If the leader node fails, another node assumes the responsibility of the leader node.
The layer 2 mode is simple to implement. But, routing all traffic through a single node could congest the node at high traffic.
MetalLB - Layer 3 mode
In layer 3 mode, MetalLB creates BGP sessions with a gateway router from each node in the cluster. The nodes that run the workload Pods advertise the Service IP address and the gateway router load share the traffic across the corresponding nodes.
The layer 3 mode overcomes the scalability limitations in layer-2 mode but, has one drawback.
The BGP-based load sharing mechanism is stateless in most routers. A router manages the load sharing destinations in a hash table where the hash is calculated from header parameters of the IP packet.

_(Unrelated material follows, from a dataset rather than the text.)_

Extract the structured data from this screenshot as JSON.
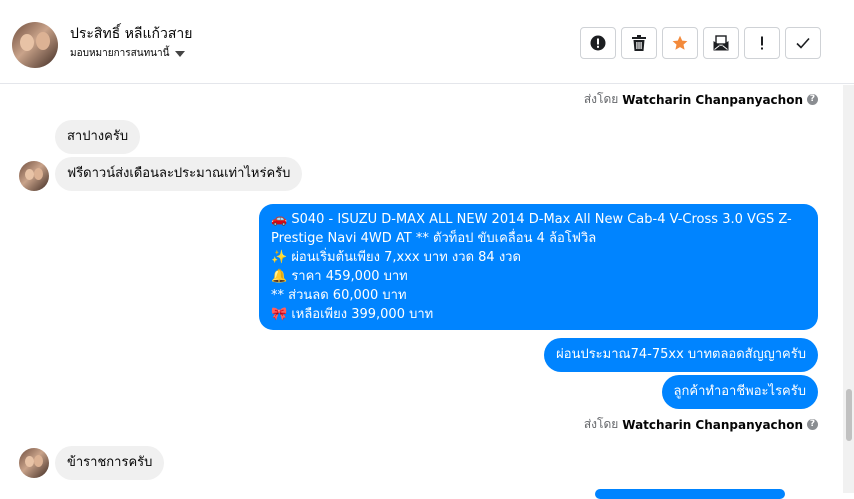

At an event like adding or removing a new Pod the router rebuilds the hash table causing the ongoing traffic to land on different Pods. The clients will experience a monentarily disconnetion. But, considering the ephemaral nature of Pods, such dicsonnections could not be acceptable.
Scalability of LoadBalancer Services
The Service type LoadBalancer is the most scalable method of exposing applications in Kubernetes to clients outside. You could use NodePort type for specific use cases, but you need a load balancer to scale your applications to thousands of users.
Kubernetes Ingress is also method of exposing HTTP-based applications to external clients. We will talk about it in an upcoming post.